И еще как можно! Пусть иной раз без хлеба, зато без ненависти, без постоянной дрожи и страха. Я могу позволить себе роскошь отдаться беспричинной радости, сильному чувству, необдуманно что-то сказануть, безрассудно поступить. У меня достаточно времени для простых, обычных мыслей, чувств и дел. Достаточно времени для себя — такого, какой я есть. И я собираюсь — правда, слишком уж долго! — жить мирной человеческой жизнью.

Их мысли постоянно заняты либо тем, кого они не любят и кто люто ненавидит их, либо тем, знакомым или незнакомым, кто готовит им западню {7}. Они всегда в состоянии войны, избавление им может принести только смерть.

А у меня в мыслях любимая жена (почему она сегодня такая сердитая?), а в сердце — детская радость: первый снег! Я гляжу на него с изумлением, словно вижу впервые в жизни, а он падает густыми хлопьями, набрасывая на город белое покрывало.

Незначительные мысли, незначительные ощущения, но насколько я с ними богаче! И явились-то они мне, похоже, для того, чтоб своей невинностью защитить от мрака их жизни.

Загребая стоптанными башмаками мокрый снег, навстречу мне шел Махмуд.

— Куда направился?

— Никуда. Хожу просто. Видишь, снег.

-Я говорил с Османом о тебе. Он жалеет, что так получилось. Столько народу набежало, он совсем голову потерял.
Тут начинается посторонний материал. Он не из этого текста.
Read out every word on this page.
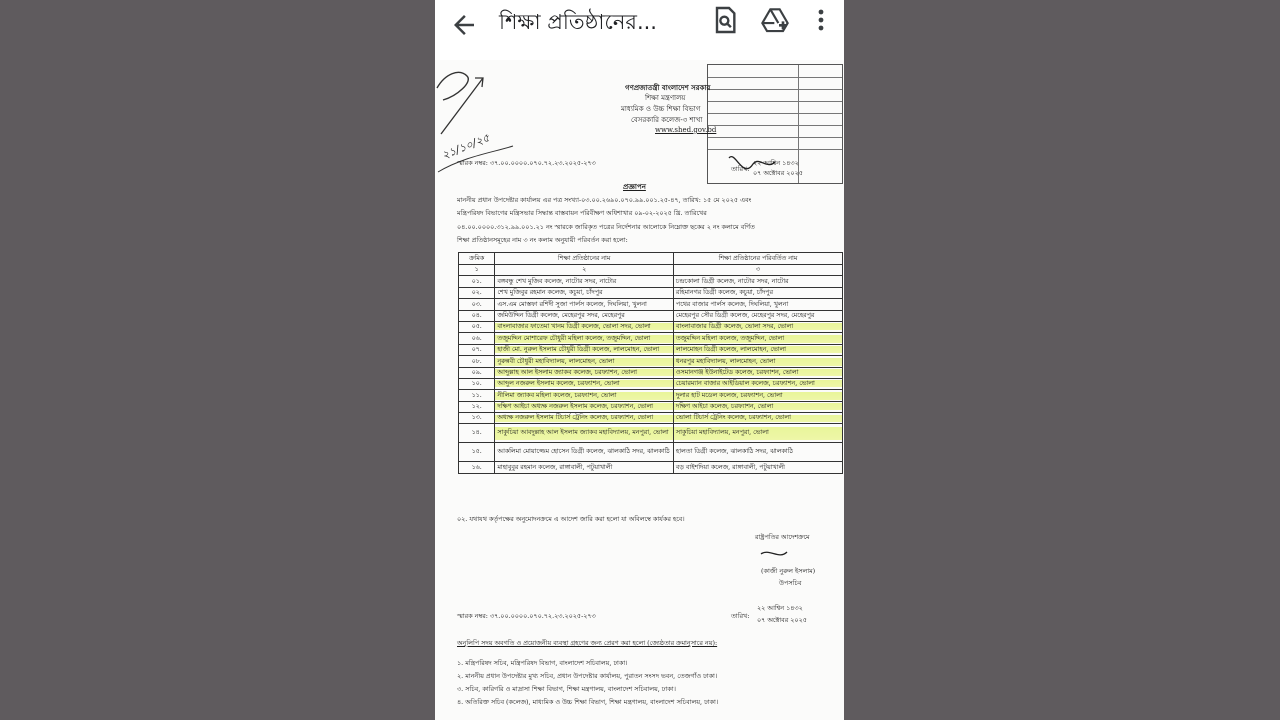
শিক্ষা প্রতিষ্ঠানের...
২১/১০/২৫
গণপ্রজাতন্ত্রী বাংলাদেশ সরকার
শিক্ষা মন্ত্রণালয়
মাধ্যমিক ও উচ্চ শিক্ষা বিভাগ
বেসরকারি কলেজ-৩ শাখা
www.shed.gov.bd
স্মারক নম্বর: ৩৭.০০.০০০০.০৭০.৭২.২৩.২০২৫-২৭৩	২২ আশ্বিন ১৪৩২
তারিখ: ০৭ অক্টোবর ২০২৫
প্রজ্ঞাপন
মাননীয় প্রধান উপদেষ্টার কার্যালয় এর পত্র সংখ্যা-০৩.০০.২৬৯০.০৭০.৯৯.০০১.২৫-৪৭, তারিখ: ১৫ মে ২০২৫ এবং
মন্ত্রিপরিষদ বিভাগের মন্ত্রিসভার সিদ্ধান্ত বাস্তবায়ন পরিবীক্ষণ অধিশাখার ০৯-০২-২০২৫ খ্রি. তারিখের
০৪.০০.০০০০.৩১২.৯৯.০০১.২১ নং স্মারকে জারিকৃত পত্রের নির্দেশনার আলোকে নিম্নোক্ত ছকের ২ নং কলামে বর্ণিত
শিক্ষা প্রতিষ্ঠানসমূহের নাম ৩ নং কলাম অনুযায়ী পরিবর্তন করা হলো:
ক্রমিক	শিক্ষা প্রতিষ্ঠানের নাম	শিক্ষা প্রতিষ্ঠানের পরিবর্তিত নাম
১	২	৩
০১.	বঙ্গবন্ধু শেখ মুজিব কলেজ, নাটোর সদর, নাটোর	চন্দ্রকোলা ডিগ্রী কলেজ, নাটোর সদর, নাটোর
০২.	শেখ মুজিবুর রহমান কলেজ, কচুয়া, চাঁদপুর	রহিমানগর ডিগ্রী কলেজ, কচুয়া, চাঁদপুর
০৩.	এস.এম মোস্তফা রশিদী সুজা পার্লস কলেজ, দিঘলিয়া, খুলনা	পথের বাজার পার্লস কলেজ, দিঘলিয়া, খুলনা
০৪.	জমিউদ্দিন ডিগ্রী কলেজ, মেহেরপুর সদর, মেহেরপুর	মেহেরপুর সৌর ডিগ্রী কলেজ, মেহেরপুর সদর, মেহেরপুর
০৫.	বাংলাবাজার ফাতেমা খানম ডিগ্রী কলেজ, ভোলা সদর, ভোলা	বাংলাবাজার ডিগ্রী কলেজ, ভোলা সদর, ভোলা
০৬.	তজুমদ্দিন মোশারেফ চৌধুরী মহিলা কলেজ, তজুমদ্দিন, ভোলা	তজুমদ্দিন মহিলা কলেজ, তজুমদ্দিন, ভোলা
০৭.	হাজী মো. নুরুল ইসলাম চৌধুরী ডিগ্রী কলেজ, লালমোহন, ভোলা	লালমোহন ডিগ্রী কলেজ, লালমোহন, ভোলা
০৮.	নুরুন্নবী চৌধুরী মহাবিদ্যালয়, লালমোহন, ভোলা	ধনরপুর মহাবিদ্যালয়, লালমোহন, ভোলা
০৯.	আব্দুল্লাহ আল ইসলাম জ্যাকব কলেজ, চরফ্যাশন, ভোলা	ওসমানগঞ্জ ইউনাইটেড কলেজ, চরফ্যাশন, ভোলা
১০.	আব্দুল নজরুল ইসলাম কলেজ, চরফ্যাশন, ভোলা	চেয়ারম্যান বাজার আইডিয়াল কলেজ, চরফ্যাশন, ভোলা
১১.	নীলিমা জ্যাকব মহিলা কলেজ, চরফ্যাশন, ভোলা	দুলার হাট মডেল কলেজ, চরফ্যাশন, ভোলা
১২.	দক্ষিণ আইচা অধ্যক্ষ নজরুল ইসলাম কলেজ, চরফ্যাশন, ভোলা	দক্ষিণ আইচা কলেজ, চরফ্যাশন, ভোলা
১৩.	অধ্যক্ষ নজরুল ইসলাম টিচার্স ট্রেনিং কলেজ, চরফ্যাশন, ভোলা	ভোলা টিচার্স ট্রেনিং কলেজ, চরফ্যাশন, ভোলা
১৪.	সাকুচিয়া আবদুল্লাহ আল ইসলাম জ্যাকব মহাবিদ্যালয়, মনপুরা, ভোলা	সাকুচিয়া মহাবিদ্যালয়, মনপুরা, ভোলা
১৫.	আকলিমা মোয়াজ্জেম হোসেন ডিগ্রী কলেজ, ঝালকাঠি সদর, ঝালকাঠি	হালতা ডিগ্রী কলেজ, ঝালকাঠি সদর, ঝালকাঠি
১৬.	মাহাবুবুর রহমান কলেজ, রাঙ্গাবালী, পটুয়াখালী	বড় বাইশদিয়া কলেজ, রাঙ্গাবালী, পটুয়াখালী
০২. যথাযথ কর্তৃপক্ষের অনুমোদনক্রমে এ আদেশ জারি করা হলো যা অবিলম্বে কার্যকর হবে।
রাষ্ট্রপতির আদেশক্রমে
(কাজী নুরুল ইসলাম)
উপসচিব
স্মারক নম্বর: ৩৭.০০.০০০০.০৭০.৭২.২৩.২০২৫-২৭৩	তারিখ:
২২ আশ্বিন ১৪৩২
০৭ অক্টোবর ২০২৫
অনুলিপি সদয় অবগতি ও প্রয়োজনীয় ব্যবস্থা গ্রহণের জন্য প্রেরণ করা হলো (জ্যেষ্ঠতার ক্রমানুসারে নয়):
১. মন্ত্রিপরিষদ সচিব, মন্ত্রিপরিষদ বিভাগ, বাংলাদেশ সচিবালয়, ঢাকা।
২. মাননীয় প্রধান উপদেষ্টার মুখ্য সচিব, প্রধান উপদেষ্টার কার্যালয়, পুরাতন সংসদ ভবন, তেজগাঁও ঢাকা।
৩. সচিব, কারিগরি ও মাদ্রাসা শিক্ষা বিভাগ, শিক্ষা মন্ত্রণালয়, বাংলাদেশ সচিবালয়, ঢাকা।
৪. অতিরিক্ত সচিব (কলেজ), মাধ্যমিক ও উচ্চ শিক্ষা বিভাগ, শিক্ষা মন্ত্রণালয়, বাংলাদেশ সচিবালয়, ঢাকা।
Обрадовался бедолага — в который раз!

— Может, сейчас пойти?

— Не стоит, давка страшная. Я сам видел его мельком. Успел только спросить про тебя.

— Тогда завтра?

— Лучше завтра.

Бедный мой Махмуд, и завтра будет то же самое, и завтра слуги не пустят тебя в дом. Но по крайней мере до завтра тебя будет согревать надежда. И на что тебе они? Мы не для них, и что касается меня, то и слава богу!